We faithfully followed the signs, noting a change from blue to green.
Somewhere or other we went wrong, our luck and the signs ran out, we instinctively headed north, ever onwards!
Traversing the Great Wall.
Mistakenly assuming that the route ended or began at Reddish North Station that’s where we landed.
Back tracking intrepidly along the road we found the source of the Fred Perry Way.
In the North Reddish Park – where tennis can still be played today albeit with a somewhat functionalist net, on an unsympathetic surface.
Journey’s end.
To forget, you little fool, to forget!
D’you understand?
To forget!
You think there’s no limit to what a man can bear?
I’ll do anything twice or more – so here we are again, this time on foot.
Let’s start at the very beginning, a very good place to start – in the middle, the section from the town centre to Hazel Grove.
Maps are available here for free – we declined the offer, deciding to follow signs instead, many of which were missing or rotated, the better to misinform and redirect – such is life.
We are mostly lost most of the time, whether we like it or know it or not.
We begin at the confluence of the rivers Mersey and Goyt – which no longer seems to be a Way way, the signs having been removed, and proceed down Howard Street, which seems to have become a tip.
The first and last refuge for refuse.
Passing by the kingdom of rust – Patti Smith style.
Passing under the town’s complex internal motorway system by underpass.
Almost opposite the entrance to the museum, now set in shrubbery, are the foundations, laid in September 1860, of what was to be a forty metre high Observatory Tower.

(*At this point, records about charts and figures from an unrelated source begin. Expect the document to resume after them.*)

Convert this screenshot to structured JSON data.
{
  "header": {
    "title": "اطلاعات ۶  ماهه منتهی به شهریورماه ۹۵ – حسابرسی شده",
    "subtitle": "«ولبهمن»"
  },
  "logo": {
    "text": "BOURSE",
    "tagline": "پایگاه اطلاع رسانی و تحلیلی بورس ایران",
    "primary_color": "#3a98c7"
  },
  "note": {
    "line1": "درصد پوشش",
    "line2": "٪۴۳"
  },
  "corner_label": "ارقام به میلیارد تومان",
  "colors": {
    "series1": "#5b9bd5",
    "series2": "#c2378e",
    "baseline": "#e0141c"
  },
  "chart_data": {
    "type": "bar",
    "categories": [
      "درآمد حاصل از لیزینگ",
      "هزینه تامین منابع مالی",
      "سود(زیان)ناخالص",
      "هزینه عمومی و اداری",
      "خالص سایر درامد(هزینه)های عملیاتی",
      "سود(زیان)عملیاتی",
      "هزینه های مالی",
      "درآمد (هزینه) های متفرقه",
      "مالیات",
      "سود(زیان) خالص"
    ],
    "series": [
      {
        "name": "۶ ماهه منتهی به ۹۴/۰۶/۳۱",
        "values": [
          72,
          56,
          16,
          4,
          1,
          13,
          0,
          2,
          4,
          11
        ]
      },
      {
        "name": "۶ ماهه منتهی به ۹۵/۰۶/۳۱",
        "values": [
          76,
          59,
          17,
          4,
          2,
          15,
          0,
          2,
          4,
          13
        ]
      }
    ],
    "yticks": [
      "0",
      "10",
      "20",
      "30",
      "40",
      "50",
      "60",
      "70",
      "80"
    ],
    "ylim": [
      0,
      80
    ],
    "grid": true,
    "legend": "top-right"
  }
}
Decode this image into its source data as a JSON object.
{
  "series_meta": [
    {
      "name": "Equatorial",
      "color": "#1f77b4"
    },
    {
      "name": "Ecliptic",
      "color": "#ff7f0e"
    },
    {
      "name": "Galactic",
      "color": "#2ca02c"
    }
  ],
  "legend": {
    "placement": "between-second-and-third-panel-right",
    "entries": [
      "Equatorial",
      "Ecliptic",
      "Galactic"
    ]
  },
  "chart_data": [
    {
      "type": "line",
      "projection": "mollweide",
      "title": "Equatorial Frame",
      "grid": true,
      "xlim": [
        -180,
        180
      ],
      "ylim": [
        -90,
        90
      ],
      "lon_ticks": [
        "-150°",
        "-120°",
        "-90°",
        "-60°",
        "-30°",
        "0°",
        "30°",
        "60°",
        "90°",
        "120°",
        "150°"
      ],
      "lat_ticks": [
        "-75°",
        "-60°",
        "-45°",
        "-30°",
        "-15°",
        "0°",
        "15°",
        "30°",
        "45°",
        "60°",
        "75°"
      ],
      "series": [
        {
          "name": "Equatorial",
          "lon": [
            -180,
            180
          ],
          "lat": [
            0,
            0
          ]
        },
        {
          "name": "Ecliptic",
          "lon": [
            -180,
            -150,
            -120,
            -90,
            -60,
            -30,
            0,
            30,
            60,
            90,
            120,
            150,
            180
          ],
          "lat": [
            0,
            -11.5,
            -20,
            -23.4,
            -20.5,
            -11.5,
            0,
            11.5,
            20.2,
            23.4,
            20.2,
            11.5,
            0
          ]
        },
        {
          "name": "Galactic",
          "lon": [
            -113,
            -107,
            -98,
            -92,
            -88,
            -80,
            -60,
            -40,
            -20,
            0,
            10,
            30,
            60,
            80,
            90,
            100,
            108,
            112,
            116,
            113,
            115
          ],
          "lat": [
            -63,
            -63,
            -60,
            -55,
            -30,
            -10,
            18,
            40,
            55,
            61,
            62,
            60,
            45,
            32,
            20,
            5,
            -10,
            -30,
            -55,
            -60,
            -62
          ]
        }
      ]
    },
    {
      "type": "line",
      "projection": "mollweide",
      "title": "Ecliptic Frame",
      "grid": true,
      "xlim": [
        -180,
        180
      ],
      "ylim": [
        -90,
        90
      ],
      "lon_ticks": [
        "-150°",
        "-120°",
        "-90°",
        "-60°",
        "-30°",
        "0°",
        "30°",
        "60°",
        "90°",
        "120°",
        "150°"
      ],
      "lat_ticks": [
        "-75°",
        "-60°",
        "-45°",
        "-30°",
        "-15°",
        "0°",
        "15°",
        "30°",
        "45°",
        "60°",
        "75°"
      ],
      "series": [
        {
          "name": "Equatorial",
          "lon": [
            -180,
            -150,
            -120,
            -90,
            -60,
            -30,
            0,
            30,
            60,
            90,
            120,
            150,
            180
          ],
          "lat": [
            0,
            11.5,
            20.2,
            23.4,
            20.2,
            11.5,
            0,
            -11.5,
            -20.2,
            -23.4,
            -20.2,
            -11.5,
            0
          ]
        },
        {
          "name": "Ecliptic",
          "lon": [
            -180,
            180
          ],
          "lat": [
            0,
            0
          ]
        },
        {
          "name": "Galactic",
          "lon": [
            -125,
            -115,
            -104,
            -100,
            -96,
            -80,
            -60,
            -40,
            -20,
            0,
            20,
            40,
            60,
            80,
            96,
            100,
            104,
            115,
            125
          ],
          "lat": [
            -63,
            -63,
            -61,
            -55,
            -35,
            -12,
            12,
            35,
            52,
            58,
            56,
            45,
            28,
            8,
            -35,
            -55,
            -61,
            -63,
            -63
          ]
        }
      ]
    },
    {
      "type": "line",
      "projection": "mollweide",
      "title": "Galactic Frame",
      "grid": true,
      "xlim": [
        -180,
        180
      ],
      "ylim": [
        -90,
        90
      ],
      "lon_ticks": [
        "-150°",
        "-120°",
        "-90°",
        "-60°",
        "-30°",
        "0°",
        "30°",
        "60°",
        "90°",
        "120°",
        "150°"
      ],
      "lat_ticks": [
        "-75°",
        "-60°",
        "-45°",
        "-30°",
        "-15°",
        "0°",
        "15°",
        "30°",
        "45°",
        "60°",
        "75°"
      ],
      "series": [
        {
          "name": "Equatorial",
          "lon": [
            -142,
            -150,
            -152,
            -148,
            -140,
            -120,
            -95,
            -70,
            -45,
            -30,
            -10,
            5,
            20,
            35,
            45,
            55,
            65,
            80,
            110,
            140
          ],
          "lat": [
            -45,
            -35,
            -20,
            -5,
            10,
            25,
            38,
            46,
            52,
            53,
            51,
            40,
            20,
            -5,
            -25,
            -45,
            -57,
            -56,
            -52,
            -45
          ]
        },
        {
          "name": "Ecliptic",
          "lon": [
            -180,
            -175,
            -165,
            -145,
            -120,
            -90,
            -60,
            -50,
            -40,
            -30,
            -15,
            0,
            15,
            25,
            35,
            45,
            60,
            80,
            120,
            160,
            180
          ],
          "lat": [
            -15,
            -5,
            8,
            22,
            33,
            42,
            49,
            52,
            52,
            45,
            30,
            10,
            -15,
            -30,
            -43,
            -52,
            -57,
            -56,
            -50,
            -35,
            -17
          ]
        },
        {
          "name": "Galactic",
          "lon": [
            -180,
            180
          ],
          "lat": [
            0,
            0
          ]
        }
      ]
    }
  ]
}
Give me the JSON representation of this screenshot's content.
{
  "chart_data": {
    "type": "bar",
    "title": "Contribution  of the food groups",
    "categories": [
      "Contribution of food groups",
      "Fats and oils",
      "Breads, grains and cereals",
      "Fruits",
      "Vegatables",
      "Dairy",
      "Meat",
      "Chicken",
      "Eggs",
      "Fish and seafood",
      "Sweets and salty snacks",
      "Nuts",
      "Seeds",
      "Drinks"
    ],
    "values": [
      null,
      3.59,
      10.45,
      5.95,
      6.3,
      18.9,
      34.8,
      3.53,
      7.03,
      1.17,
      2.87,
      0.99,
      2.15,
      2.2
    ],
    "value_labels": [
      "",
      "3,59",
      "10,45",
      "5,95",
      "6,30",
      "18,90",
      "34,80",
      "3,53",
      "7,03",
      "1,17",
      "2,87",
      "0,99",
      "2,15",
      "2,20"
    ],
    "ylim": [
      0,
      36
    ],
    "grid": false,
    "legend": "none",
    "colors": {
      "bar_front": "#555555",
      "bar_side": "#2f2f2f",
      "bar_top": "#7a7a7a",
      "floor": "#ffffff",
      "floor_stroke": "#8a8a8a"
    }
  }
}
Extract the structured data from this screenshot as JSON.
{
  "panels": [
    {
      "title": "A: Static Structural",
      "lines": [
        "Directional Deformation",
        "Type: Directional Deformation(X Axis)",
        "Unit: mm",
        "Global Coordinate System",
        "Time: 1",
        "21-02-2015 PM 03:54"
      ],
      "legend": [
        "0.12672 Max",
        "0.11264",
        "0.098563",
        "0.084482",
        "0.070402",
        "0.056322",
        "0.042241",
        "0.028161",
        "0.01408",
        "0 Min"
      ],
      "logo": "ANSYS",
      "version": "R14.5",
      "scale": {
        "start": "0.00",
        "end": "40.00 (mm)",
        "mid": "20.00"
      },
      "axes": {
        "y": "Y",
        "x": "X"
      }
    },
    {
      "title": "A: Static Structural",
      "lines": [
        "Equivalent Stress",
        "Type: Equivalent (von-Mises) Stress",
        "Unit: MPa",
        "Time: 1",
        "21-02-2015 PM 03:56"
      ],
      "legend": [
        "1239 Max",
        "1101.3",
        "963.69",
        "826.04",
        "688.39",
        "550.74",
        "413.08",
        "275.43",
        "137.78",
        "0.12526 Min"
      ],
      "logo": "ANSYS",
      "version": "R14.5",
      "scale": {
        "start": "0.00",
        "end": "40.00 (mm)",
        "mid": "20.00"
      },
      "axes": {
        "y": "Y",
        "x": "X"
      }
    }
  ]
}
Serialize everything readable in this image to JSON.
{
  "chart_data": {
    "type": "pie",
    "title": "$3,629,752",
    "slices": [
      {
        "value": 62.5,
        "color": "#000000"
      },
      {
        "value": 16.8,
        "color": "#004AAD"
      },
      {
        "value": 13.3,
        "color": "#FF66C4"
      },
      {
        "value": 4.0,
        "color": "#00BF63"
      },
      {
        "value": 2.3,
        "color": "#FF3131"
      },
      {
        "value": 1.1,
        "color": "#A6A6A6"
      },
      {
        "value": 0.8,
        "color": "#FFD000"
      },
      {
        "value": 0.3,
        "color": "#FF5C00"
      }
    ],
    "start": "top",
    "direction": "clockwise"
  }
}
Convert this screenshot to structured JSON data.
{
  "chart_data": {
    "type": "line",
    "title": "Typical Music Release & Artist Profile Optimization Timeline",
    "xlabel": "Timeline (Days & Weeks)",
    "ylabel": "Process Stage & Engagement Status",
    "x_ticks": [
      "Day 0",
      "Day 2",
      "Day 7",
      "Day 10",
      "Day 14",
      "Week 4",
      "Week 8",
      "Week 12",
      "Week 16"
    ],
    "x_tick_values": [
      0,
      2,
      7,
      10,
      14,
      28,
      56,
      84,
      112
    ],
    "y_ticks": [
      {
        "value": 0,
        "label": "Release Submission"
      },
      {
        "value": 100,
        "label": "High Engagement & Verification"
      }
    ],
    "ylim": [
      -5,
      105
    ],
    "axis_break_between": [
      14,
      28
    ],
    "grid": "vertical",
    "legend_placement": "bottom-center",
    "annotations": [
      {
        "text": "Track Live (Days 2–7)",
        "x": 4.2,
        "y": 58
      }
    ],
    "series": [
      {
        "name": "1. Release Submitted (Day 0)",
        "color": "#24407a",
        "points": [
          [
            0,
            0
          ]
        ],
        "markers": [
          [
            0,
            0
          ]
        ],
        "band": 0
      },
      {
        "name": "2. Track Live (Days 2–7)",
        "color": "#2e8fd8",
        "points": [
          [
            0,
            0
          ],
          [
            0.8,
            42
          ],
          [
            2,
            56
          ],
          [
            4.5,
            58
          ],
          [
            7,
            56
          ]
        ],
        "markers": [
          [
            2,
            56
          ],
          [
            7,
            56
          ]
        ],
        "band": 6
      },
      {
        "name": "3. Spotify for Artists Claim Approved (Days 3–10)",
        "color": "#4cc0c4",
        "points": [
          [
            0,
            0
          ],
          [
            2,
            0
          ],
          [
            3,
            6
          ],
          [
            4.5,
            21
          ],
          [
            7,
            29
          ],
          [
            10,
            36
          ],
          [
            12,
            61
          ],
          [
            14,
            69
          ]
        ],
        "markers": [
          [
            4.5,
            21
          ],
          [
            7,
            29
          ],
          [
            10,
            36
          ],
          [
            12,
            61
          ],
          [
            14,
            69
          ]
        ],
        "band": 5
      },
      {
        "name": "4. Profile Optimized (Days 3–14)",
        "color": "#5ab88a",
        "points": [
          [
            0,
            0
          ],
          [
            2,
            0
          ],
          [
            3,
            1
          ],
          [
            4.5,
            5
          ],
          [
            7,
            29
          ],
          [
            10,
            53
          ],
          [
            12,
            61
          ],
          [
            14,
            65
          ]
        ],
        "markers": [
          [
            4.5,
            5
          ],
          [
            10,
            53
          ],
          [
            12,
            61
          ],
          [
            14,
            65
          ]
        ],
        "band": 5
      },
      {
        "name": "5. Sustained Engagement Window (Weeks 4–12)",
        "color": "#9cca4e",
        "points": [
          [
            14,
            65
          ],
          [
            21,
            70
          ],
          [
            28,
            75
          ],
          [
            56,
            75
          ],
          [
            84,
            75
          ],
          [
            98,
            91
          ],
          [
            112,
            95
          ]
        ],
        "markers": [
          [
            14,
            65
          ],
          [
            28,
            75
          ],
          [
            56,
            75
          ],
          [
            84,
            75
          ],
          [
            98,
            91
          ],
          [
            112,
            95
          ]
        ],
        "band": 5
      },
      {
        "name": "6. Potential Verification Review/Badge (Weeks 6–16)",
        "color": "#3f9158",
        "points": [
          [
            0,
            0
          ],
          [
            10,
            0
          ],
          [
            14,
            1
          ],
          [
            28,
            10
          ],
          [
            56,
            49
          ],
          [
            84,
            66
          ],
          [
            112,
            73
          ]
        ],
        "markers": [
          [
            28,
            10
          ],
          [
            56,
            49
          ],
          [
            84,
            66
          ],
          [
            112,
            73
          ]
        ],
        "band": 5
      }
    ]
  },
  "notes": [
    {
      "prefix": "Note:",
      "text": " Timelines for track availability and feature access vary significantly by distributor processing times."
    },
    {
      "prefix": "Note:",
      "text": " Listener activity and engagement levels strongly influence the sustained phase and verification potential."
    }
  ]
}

Despite a series of attempts, funds for the tower could not be raised and the ‘Amalgamated Friendly Societies of Stockport’ eventually had to abandon the idea.
Historic England
Out east and passing alongside the running track.
Lush meadows now occupy the former football field, twixt inter-war semis and the woodland beyond.
Out into the savage streets of Offerton where we find a Buick Skylark, incongruously ensconced in a front garden.
The only too human imperative to laugh in the face of naturalism.
We have crossed over Marple Road and are deep in the suburban jungle of mutually exclusive modified bungalows.
Off now into the wide open spaces of the Offerton Estate – the right to buy refuge of the socially mobile, former social housing owning public.
People living on Offerton Estate have been filmed for a programme entitled ‘Mean Streets’ which aims to highlight anti-social behaviour in local communities.
The next thing we know we’re in a field, a mixed up melange of the urban, suburban and rural, on the fringes of a Sainsbury’s supermarket filling station.
We cross the A6 in Hazel Grove and here for today our journey ends
Ignoring the sign we went in the opposite direction.
As we reach the edge of Mirrlees Fields – the site of the only Fred Perry laurel leaf logo emblazoned way marker.
The Fields are currently designated as a green space and are not available for residential development. But MAN would like to overturn this designation for over one third of the Fields.
MAN Energy Solutions UK is the original equipment manufacturer of Mirrlees Blackstone diesel engines.
Before the Blackstone MAN came in 1842 – the fields were all fields.